Danke für deine Antwort, aber ich mach doch so ziemlich dassselbe und es klappt nicht, ich poste hier einfach mal den Code, ich hoffe es kann mir jemand weiterhelfen. Also wie gesagt, die Sortierung wird einfach ignoriert, egal ob ich sie wie in dem Beispiel hier zuerst durch die m_strSort setze oder per ORDER BY in meinen Query aufnehme, woran kann das liegen?

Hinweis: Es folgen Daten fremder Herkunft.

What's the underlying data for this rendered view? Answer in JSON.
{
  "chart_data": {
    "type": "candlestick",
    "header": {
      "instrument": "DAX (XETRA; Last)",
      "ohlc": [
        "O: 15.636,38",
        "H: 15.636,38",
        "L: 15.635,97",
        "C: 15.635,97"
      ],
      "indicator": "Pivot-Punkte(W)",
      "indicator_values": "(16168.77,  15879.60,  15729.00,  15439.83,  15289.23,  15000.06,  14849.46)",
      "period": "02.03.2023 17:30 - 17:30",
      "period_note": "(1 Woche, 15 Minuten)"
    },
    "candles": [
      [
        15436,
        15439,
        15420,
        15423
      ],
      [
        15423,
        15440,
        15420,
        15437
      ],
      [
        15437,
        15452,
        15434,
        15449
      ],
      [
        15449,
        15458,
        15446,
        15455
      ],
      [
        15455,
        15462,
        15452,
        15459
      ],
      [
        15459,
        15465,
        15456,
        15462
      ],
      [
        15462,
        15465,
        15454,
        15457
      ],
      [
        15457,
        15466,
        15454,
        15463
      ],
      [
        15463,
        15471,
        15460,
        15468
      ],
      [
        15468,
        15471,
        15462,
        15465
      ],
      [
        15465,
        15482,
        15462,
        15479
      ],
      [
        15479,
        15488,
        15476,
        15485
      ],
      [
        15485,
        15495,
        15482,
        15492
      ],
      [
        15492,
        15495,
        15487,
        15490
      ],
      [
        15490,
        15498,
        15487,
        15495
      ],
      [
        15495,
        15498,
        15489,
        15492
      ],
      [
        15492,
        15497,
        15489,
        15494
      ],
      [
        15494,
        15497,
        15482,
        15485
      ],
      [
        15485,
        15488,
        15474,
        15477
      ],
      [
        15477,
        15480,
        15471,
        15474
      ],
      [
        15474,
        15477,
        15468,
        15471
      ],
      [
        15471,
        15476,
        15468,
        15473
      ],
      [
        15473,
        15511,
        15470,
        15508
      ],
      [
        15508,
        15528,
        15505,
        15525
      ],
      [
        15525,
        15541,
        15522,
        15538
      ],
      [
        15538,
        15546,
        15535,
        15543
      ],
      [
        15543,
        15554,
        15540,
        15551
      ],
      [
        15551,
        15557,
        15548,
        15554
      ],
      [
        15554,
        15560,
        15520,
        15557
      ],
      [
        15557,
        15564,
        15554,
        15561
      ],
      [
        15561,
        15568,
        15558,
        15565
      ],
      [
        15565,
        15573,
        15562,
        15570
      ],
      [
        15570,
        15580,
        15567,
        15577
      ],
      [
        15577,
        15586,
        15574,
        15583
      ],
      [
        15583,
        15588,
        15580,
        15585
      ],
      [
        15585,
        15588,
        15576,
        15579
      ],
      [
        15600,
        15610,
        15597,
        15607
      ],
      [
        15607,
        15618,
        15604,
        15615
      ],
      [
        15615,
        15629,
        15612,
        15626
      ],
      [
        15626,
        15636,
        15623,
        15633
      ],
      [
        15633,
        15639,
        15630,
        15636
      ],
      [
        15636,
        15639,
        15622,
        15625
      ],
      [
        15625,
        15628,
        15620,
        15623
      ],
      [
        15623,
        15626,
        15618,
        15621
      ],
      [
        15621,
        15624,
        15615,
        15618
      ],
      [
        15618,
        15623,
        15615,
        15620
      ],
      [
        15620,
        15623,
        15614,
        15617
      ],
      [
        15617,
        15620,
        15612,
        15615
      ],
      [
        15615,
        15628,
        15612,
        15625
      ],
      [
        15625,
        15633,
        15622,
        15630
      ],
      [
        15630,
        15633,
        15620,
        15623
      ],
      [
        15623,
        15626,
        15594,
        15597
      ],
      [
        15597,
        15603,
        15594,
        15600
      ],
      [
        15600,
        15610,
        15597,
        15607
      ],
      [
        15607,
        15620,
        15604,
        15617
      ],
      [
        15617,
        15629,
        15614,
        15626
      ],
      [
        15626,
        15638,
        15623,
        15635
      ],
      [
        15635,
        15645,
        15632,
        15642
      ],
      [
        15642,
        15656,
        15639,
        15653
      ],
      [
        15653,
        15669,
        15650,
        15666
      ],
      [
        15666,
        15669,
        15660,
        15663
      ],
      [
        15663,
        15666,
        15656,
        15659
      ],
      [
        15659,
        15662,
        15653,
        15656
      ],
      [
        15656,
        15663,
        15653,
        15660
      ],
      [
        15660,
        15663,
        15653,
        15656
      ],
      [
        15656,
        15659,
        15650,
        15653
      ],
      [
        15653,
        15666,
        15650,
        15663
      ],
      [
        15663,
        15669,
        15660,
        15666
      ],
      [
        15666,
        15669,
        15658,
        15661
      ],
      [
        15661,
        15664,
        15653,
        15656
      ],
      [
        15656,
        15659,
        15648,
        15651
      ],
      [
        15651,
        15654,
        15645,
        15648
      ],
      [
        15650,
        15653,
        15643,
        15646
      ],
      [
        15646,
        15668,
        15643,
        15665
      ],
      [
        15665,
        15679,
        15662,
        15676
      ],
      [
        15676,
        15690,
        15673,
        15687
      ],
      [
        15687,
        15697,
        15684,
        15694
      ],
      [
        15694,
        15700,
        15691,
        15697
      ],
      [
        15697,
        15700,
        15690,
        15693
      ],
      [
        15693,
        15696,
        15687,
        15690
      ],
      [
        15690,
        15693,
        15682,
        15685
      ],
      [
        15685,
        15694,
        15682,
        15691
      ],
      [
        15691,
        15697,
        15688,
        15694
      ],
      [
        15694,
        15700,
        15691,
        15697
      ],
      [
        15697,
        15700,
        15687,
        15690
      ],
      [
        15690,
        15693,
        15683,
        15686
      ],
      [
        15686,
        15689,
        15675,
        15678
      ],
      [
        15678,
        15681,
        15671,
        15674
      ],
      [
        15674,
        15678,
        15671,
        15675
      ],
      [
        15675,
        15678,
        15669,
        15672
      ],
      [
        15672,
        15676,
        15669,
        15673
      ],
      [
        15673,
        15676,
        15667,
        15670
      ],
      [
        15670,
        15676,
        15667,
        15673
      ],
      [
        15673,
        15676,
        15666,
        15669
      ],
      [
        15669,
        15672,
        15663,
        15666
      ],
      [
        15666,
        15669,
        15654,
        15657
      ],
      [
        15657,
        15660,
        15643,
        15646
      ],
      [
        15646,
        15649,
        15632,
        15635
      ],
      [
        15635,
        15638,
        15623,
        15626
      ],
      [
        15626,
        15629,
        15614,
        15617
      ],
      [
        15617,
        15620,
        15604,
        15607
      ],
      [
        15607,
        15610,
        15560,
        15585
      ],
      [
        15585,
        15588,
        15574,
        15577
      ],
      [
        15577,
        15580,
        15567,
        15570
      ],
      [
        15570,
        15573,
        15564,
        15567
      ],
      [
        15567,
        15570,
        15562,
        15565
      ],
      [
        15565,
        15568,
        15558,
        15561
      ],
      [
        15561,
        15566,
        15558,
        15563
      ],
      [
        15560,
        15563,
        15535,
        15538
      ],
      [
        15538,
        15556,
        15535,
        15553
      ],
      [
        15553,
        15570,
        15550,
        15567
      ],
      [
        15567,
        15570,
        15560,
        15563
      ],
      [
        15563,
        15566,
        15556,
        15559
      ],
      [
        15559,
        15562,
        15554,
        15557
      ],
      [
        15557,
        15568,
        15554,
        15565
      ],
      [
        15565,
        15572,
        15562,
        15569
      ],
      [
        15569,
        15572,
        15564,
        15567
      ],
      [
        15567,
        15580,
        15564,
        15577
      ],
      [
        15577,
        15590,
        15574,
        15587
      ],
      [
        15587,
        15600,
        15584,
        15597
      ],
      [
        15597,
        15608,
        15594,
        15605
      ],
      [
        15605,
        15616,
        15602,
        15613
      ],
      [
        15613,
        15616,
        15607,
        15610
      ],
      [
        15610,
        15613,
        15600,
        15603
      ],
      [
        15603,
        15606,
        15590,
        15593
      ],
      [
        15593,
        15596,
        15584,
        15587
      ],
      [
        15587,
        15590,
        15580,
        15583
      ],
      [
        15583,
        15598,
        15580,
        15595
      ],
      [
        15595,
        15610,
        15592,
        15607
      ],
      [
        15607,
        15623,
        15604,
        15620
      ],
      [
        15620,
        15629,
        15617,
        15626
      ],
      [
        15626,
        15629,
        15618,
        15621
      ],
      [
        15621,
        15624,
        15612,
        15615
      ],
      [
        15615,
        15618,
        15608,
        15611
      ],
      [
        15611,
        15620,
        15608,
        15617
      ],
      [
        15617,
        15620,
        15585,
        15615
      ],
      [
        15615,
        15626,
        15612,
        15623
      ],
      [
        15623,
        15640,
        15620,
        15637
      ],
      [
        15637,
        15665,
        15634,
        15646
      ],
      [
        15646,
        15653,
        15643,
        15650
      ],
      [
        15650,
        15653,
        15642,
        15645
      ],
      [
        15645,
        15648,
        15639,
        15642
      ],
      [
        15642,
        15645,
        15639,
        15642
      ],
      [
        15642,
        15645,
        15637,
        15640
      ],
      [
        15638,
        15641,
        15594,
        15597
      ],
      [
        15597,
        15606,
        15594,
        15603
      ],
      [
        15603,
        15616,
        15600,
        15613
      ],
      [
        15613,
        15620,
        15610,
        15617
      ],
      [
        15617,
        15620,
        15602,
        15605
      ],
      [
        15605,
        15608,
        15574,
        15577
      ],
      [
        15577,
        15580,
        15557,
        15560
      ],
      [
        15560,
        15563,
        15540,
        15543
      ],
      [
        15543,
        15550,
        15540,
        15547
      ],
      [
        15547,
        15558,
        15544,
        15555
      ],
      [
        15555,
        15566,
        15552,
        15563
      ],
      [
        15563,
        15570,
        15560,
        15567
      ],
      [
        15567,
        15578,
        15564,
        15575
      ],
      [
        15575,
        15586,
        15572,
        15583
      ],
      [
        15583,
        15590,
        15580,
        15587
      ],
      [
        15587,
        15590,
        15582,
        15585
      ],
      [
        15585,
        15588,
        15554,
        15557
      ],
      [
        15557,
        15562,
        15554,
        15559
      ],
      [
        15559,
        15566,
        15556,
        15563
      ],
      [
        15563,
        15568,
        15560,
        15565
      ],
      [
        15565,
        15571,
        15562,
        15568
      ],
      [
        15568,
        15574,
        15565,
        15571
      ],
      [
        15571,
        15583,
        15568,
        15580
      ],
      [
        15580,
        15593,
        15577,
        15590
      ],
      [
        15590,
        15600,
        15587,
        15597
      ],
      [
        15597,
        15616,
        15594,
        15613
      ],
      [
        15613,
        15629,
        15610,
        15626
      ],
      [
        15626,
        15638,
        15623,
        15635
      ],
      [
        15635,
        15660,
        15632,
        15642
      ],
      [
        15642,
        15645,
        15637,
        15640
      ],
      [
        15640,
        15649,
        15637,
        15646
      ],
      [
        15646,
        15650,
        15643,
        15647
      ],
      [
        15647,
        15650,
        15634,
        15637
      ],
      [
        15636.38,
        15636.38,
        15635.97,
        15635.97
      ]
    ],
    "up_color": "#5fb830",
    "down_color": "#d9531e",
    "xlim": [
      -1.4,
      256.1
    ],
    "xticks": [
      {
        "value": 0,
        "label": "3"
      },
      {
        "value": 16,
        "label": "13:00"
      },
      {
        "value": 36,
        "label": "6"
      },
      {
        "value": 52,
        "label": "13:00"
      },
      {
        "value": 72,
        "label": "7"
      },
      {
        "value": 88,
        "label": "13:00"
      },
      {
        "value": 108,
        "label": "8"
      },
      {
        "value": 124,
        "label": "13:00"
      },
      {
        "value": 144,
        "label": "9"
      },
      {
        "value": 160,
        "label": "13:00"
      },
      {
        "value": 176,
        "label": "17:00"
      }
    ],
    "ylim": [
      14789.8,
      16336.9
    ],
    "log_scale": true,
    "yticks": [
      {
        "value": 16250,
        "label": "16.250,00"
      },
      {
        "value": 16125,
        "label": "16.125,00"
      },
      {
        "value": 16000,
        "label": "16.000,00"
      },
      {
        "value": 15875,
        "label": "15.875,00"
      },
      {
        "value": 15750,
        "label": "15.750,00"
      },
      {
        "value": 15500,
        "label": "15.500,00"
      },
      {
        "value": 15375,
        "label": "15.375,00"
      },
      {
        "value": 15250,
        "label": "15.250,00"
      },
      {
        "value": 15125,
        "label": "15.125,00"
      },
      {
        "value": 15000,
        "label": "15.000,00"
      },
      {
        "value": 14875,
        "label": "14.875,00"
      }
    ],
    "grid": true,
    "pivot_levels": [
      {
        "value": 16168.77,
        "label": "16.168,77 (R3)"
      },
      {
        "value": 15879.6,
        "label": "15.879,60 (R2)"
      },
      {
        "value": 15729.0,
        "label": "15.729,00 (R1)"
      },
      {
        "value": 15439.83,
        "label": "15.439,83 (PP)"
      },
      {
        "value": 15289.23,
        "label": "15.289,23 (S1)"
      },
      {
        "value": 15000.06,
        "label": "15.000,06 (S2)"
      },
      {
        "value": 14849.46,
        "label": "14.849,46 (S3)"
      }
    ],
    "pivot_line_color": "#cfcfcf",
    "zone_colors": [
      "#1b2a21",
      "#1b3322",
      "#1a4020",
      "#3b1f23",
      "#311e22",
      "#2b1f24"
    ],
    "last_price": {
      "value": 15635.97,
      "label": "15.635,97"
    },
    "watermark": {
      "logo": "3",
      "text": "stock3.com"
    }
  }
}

void CAuftraegeDlg::bookinglist_refresh()
{
	//Deklarationen
	CRecordset rcsRecordset;
	CString strBookId;
	CString strKdnr;
	CString strStatusId;
	CString strPayId;
	CString strDatetime;

	//Recordset initialisieren
	rcsRecordset.m_pDatabase = m_dbDatabase;

	//Sortierung setzen
	rcsRecordset.m_strSort = "dti_datetime";

	//Query ausführen
	rcsRecordset.Open(CRecordset::forwardOnly, _T("SELECT * FROM shop_booking_properties"), CRecordset::executeDirect);


	//Ergebnisse in Liste schreiben
	do
	{
		//Felder auslesen
		rcsRecordset.GetFieldValue("book_id", strBookId);
		rcsRecordset.GetFieldValue("str_kdnr", strKdnr);
		rcsRecordset.GetFieldValue("stat_id", strStatusId);
		rcsRecordset.GetFieldValue("pay_id", strPayId);
		rcsRecordset.GetFieldValue("dti_datetime", strDatetime);

		//Daten in Liste schreiben
		m_lstAuftraege.AddString(strBookId + "      " + strKdnr + "      " + strDatetime + "      " + strStatusId + "      " + strPayId);

		//Nächster Datensatz
		rcsRecordset.MoveNext();

	} while (!rcsRecordset.IsEOF());

}


Danke, 


NBOne


----------